Cumhuriyetçi Vatanseverler Hareketi ve Nihat Genç
Demir, Cumhuriyetçi Vatanseverler Hareketinin ilk ortaya çıkışı ve Nihat Genç ile Veryansın Tv aracılığında duyurulması ile sıkı takipçilerinden biri olmuştur. Duyurulduğu süreç içerisinde Güç Birliği Partisi Genel Başkan Yardımcılığı yapan Demir, Nihat Genç’in “Kimseyi Eleştirmekten Korkmayın” söylemi üzerine ilk eleştirel cümlelerini gerek Veryansın TV yayınlarının altına yorum olarak gerekse kendi şahsına sosyal medya mecraları üzerinden kurmuştur. Nihat Genç’in kendisine “Bu hareket siyasi partiye dönüşmeden bir amaca ulaşamaz, Eğer siz siyasi parti olacak olursanız bugünkü amacınızda olacağınız hususunda çekincelerim var. Fakat yine de sizler gibi omurgalı kimselerin vatanseverlik konusunda çizgisini değiştirmemesi nedeniyle bu hareketin destekçisi olacağım, şuan için üye olmam siyasi bir hareket içerisinde olmam nedeniyle mümkün değildir. Eğer bu hareket partileşecek olursa sizin tarafsız ve dışarıda kalmanızı, kalabilmiş olmanızı dilerim.” şeklinde iletişim sağlamıştır.

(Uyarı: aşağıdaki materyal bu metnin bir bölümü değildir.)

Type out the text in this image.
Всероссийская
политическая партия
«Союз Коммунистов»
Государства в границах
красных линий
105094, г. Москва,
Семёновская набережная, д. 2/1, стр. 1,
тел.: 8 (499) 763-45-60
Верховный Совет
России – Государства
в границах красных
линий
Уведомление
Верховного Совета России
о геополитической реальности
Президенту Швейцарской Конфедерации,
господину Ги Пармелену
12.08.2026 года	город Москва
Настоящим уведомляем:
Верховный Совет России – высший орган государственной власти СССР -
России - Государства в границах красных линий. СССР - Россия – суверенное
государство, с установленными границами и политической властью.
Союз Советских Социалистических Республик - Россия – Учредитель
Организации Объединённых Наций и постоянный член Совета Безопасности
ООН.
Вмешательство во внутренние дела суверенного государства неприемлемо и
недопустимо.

2021 yılında Erzincan İliç’teki felaketi ve ülkedeki felaket niteliğindeki mevcut tabloyu yakın takibe alan Demir’in bulunduğu mevcut siyasi parti içerisindeki en büyük kavgası bu husus olmuştur. Kendisinin söylemi üzerine Milletvekili seçimlerinde Genel Başkan Ali Karnap ile arasının tamamen açılmasının en büyük etken unsuru İliç gibi nice felaketlere partisinin sessiz kalması ve tamamen rant ve sömürü siyasetinin bir takım kimselerin ego, hedonist siyaset ile iştigal olmaları istifa sürecini başlatmıştır. Bu süreç zarfında her daim Sedat Cezayiroğlu ile sosyal medya üzerinden iletişim sağlamış yanında olduğunu belirtmiştir. Artık siyasi bir üyeliği bulunmayan Demir’in son dönemde olan felaketlere ve oluşan yozlaşma sebebiyle sessizlik haline bürünen yada büründürülen yığınların içerisinde olmaktansa, Cumhuriyetçi Vatanseverler Hareketinin askeri olmayı gönüllülük esasiyeti haline getirmesinin en büyük etken unsuru ise yine Nihat Genç, Serkan Öz ve Veryansın Tv’nin dik duruşlu davranışları, söylemleri olmuştur. Siyasi parti olmasını Atatürk ile aynı düşüncede olması nedeniyle her ne kadar istemese de olması gerektiği yerin burası olduğunu düşünerek Nihat Genç üzerinden başvuru talebinde bulundu. 13 Mart 2024 tarihinde başvuru süreci tamamlanarak artık Cumhuriyetçi Vatanseverler Hareketinde ilerleyeceğini tüm herkese aktif üyesi olduğunu ilan etmiştir.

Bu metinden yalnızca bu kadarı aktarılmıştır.